The Grottoes International Humanitarian Foundation is a nonprofit organization that helps cover the cost of dental treatment and anesthesia costs, whether done in a hospital setting or dental office, for children with special needs. The program does not cover the hospital costs.

The Dental Care for Children with Special Needs Program is for children under 21 with one or more of the following conditions:

• Cerebral palsy
• Muscular dystrophy and related neuromuscular disorders
• Intellectual disabilities, including Down Syndrome
• Dental care for organ transplant recipients (pre- and post-transplant)

Learn more on the program’s eligibility and application page. For more information, fill out the program’s Contact Us form, email hf@hfgrotto.org or call (614) 933-0711.

Maple Syrup Urine Disease (MSUD) Family Support Group is a non-profit, mostly volunteer-run organization serving families and professionals worldwide.
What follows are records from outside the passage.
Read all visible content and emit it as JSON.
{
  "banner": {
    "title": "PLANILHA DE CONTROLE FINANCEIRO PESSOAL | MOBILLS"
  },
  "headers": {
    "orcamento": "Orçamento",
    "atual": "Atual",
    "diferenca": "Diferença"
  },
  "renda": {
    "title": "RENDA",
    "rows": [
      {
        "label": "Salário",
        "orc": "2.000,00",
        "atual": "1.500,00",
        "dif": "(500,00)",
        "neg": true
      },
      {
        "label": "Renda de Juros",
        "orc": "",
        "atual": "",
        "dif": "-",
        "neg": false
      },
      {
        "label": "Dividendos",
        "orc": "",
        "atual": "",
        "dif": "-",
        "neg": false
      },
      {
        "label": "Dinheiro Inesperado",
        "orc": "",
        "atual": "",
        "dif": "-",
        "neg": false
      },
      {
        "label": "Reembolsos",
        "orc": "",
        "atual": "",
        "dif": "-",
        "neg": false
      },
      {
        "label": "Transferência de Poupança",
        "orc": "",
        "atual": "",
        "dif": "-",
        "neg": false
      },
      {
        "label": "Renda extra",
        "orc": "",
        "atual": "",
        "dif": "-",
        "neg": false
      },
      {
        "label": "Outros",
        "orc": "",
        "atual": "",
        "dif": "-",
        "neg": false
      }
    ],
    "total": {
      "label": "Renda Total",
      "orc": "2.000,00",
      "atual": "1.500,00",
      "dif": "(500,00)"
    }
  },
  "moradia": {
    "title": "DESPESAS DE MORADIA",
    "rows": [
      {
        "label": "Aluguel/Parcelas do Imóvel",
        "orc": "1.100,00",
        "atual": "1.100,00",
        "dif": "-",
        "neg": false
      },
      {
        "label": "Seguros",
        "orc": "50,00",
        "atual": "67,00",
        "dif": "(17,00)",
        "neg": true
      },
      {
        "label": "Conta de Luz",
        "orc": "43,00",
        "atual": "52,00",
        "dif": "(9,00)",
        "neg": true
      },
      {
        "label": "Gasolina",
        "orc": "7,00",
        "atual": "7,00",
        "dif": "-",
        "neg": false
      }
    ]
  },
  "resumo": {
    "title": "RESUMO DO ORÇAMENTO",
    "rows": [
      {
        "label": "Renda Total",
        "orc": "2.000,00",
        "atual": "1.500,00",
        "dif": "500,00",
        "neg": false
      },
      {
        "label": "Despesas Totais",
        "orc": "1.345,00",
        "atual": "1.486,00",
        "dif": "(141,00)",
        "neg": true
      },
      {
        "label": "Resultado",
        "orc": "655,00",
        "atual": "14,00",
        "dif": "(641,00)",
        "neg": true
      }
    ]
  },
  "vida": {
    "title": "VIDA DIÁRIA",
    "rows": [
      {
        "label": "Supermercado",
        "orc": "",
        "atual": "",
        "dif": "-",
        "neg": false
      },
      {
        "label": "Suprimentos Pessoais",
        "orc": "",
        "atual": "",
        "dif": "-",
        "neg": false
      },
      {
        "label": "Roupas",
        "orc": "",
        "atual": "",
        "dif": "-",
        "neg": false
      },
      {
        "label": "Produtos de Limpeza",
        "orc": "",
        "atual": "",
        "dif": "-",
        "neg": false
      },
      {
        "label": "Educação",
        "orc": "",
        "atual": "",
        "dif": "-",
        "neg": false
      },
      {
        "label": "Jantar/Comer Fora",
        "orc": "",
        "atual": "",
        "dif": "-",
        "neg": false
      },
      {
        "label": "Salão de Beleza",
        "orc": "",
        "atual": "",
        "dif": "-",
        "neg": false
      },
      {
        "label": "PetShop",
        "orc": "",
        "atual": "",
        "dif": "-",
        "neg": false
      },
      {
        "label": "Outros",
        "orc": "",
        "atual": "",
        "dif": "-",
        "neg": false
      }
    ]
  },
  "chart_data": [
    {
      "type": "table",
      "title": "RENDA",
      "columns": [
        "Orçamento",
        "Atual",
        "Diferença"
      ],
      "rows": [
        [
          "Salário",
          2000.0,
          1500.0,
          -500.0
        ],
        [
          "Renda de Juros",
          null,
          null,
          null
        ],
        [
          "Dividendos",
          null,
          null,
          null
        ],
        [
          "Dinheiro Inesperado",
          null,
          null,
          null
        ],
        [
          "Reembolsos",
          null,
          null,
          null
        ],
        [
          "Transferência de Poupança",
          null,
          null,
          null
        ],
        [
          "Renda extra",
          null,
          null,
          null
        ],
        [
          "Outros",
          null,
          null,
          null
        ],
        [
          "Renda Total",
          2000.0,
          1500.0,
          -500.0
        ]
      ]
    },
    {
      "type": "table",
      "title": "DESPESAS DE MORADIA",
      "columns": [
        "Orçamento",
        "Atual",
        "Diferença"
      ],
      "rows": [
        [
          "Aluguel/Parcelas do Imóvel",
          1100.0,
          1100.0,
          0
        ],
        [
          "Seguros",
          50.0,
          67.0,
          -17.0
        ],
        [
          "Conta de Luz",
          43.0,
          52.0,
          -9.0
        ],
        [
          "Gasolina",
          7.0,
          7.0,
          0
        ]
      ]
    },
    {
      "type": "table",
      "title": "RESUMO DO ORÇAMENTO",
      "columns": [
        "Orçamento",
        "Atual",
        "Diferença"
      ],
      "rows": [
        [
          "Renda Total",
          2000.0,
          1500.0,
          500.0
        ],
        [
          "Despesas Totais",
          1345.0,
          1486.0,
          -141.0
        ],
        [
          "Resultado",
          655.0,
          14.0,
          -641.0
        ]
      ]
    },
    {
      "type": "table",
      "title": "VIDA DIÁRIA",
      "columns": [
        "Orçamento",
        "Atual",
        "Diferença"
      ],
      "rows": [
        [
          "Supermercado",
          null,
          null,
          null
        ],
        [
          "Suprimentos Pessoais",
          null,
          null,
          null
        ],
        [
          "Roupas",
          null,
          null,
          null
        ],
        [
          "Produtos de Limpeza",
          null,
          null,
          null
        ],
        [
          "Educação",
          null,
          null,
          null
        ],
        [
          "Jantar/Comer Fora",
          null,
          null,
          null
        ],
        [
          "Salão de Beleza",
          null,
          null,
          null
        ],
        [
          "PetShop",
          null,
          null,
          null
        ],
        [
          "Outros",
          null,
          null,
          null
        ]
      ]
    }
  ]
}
It provides:

• Support for families affected by MSUD
• Education about the condition and management
• Research
• Advocacy

For questions, please fill out the online form on MSUD Family Support Group’s website.

The National Center for Hearing Assessment and Management (NCHAM) at Utah State University supports Early Hearing Detection and Intervention (EHDI) programs throughout the United States. NCHAM helps EHDI programs ensure that children who are deaf or hard of hearing (DHH) are identified through newborn, infant and early childhood hearing screening and receive the diagnostic and early intervention services they need.

NCHAM provides:

• Technical assistance
• Training, video tutorials and podcasts
• Communication options and resources
• Access to information about evidence-based practices
• Partnership opportunities with national EHDI systems of care organizations and other key stakeholders, including those that represent and/ or serve families with children who are DHH.

The National Institute of Dental and Craniofacial Research (NIDCR) provides oral, dental and craniofacial health and disease research, training and health information to advance prevention, early detection and treatment strategies that improve overall health for all individuals and communities across the lifespan.

For information, contact the National Oral Health Information Center at 1 (866) 232-4528 or nidcrinfo@mail.nih.gov.

The Catalyst Center works with a broad range of partners to improve health care insurance coverage and address complex health care financing for Children and Youth with Special Health Care Needs (CYSHCN).

The PKU Organization of Illinois provides resources and support to teens, adults and families with PKU and 16 allied disorders.

Their website includes information about understanding and managing phenylketonuria (PKU), diet, local resources, events, what to expect at different life stages and a PKU binder toolkit.

For questions, please email the PKU Organization of Illinois at pkuillinois@gmail.com.

The National Phenylketonuria (PKU) Alliance (NPKUA) provides help with understanding and managing PKU from diagnosis to adulthood. NPKUA resources include a New Parent Support Kit, a Kindergarten Kit for children entering kindergarten, a downloadable PKU Binder Toolkit, guides for educators and information on the latest treatments, insurance coverage and terms, a mentor program, cooking and food, research grants and more.

NPKUA hosts “Community Call.” These monthly peer support groups offer a place for sharing and connecting with others who understand the unique challenges of living with PKU. Please see the events calendar on NPKUA’s website for meeting times and other details for each of the following groups:

• Caregivers of children ages 0 to 3
• Caregivers of children ages 3 to 12
• Caregivers of teens ages 13 to 17
• Adults with PKU ages 18+
• Adults with PKU ages 40+

The Service Provider Identification & Exploration Resource (SPIDER) is an online directory that can be used to locate providers serving Illinois children. Search options include specialty, services, language, age, and the city or county where you wish to obtain care.

The National Center on Deafblindness (NCDB) is a national technical assistance center that works with state deafblind projects and other partners to improve educational outcomes and quality of life for children ages 0 -21 who are deafblind and their families. NCDB focuses on national initiatives and provides resources in key areas, including:

• Identification and referral
• Family engagement
• Transition to adulthood
• Factsheets, websites, articles, videos and other resources
• Increasing availability of qualified early intervention (EI) providers, teachers and service professionals
• State Deafblind projects

If you have any questions or need help, please fill out the online form on NCDB’s website.

All types of camps are listed in this camp directory.  The directory includes special needs camps, residential camps, day camps and more.